Now combine the exponentials:

\[ P(\beta | Data) \propto e^{-\frac{1}{2\sigma^2}\sum_i{(y_i - \beta_0 - \sum_{j=1}^{p} x_{ij} \beta_j)^2} -\sum_{j=1}^{p}\vert \beta_i \rvert/b}\]

The mode of this distribution is the value for the \(\beta_i\) for which the exponent is maximized, which means to find the mode we need to minimize:

\[ \frac{1}{2\sigma^2}\sum_i{(y_i - \beta_0 - \sum_{j=1}^{p} x_{ij} \beta_j)^2} + \sum_{j=1}^{p}\vert \beta_i \rvert/b\] or after multiplying through by \(2 \sigma^2\)

\[ \sum_i{(y_i - \beta_0 - \sum_{j=1}^{p} x_{ij} \beta_j)^2} + \sum_{j=1}^{p} 2\sigma^2 \vert \beta_i \rvert/b\]

This is the same form as 6.7

I think it should be clear that if you work throuhg the exact same steps with prior (for each \(\beta_i\)) \(e^{-\frac{\beta_i^2}{2 c}}\) you end up with the posterior:

\[ e^{- \frac{1}{2\sigma^2}\sum_i{(y_i - \beta_0 - \sum_{j=1}^{p} x_{ij} \beta_j)^2} -\sum_{j=1}^{p} \frac{\beta_i^2}{2 c}}\]

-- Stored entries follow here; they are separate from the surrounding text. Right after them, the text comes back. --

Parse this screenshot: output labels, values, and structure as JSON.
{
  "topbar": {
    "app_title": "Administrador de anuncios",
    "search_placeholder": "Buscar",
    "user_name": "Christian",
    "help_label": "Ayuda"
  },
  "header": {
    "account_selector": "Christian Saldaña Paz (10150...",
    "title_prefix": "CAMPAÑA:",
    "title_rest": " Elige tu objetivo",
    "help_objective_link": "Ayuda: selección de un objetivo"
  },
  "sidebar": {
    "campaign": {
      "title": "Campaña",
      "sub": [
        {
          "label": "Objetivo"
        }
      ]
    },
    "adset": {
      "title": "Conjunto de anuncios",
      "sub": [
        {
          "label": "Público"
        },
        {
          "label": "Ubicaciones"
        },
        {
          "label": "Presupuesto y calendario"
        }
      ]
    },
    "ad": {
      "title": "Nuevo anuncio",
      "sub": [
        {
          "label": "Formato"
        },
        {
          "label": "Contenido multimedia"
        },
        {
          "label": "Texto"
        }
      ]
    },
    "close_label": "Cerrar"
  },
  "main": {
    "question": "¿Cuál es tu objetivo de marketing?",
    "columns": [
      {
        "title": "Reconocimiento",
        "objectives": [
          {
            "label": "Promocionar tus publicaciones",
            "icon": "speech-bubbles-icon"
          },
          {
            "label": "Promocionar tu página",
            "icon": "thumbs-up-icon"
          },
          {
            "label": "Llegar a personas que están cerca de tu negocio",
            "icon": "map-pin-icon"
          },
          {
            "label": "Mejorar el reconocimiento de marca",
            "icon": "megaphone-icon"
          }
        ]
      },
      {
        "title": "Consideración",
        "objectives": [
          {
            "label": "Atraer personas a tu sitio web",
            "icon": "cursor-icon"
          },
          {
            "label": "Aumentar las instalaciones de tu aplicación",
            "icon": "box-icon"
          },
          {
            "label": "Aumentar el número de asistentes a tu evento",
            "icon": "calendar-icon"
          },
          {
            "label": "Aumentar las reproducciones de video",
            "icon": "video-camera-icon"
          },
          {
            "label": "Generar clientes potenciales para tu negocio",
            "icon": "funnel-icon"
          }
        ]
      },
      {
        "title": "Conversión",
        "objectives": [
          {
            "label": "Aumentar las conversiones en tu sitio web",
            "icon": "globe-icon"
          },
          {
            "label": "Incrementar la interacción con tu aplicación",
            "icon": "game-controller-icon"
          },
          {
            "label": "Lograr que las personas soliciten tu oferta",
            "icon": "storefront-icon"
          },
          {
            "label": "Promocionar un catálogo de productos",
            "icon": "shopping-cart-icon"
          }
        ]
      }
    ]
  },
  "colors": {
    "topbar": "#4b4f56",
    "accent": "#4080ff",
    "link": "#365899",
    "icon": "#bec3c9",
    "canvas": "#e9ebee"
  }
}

And to find the to find the mode of the posterior, to finding the minimum of:

\[ \sum_i{(y_i - \beta_0 - \sum_{j=1}^{p} x_{ij} \beta_j)^2} + \sum_{j=1}^{p} \frac{\sigma^2}{c}\beta_i^2\] which is of the same form as 6.5. That this mode is also the mean follows since the posterior in this case is a multinormal distribution in \(\beta_i\) (it’s quadratic)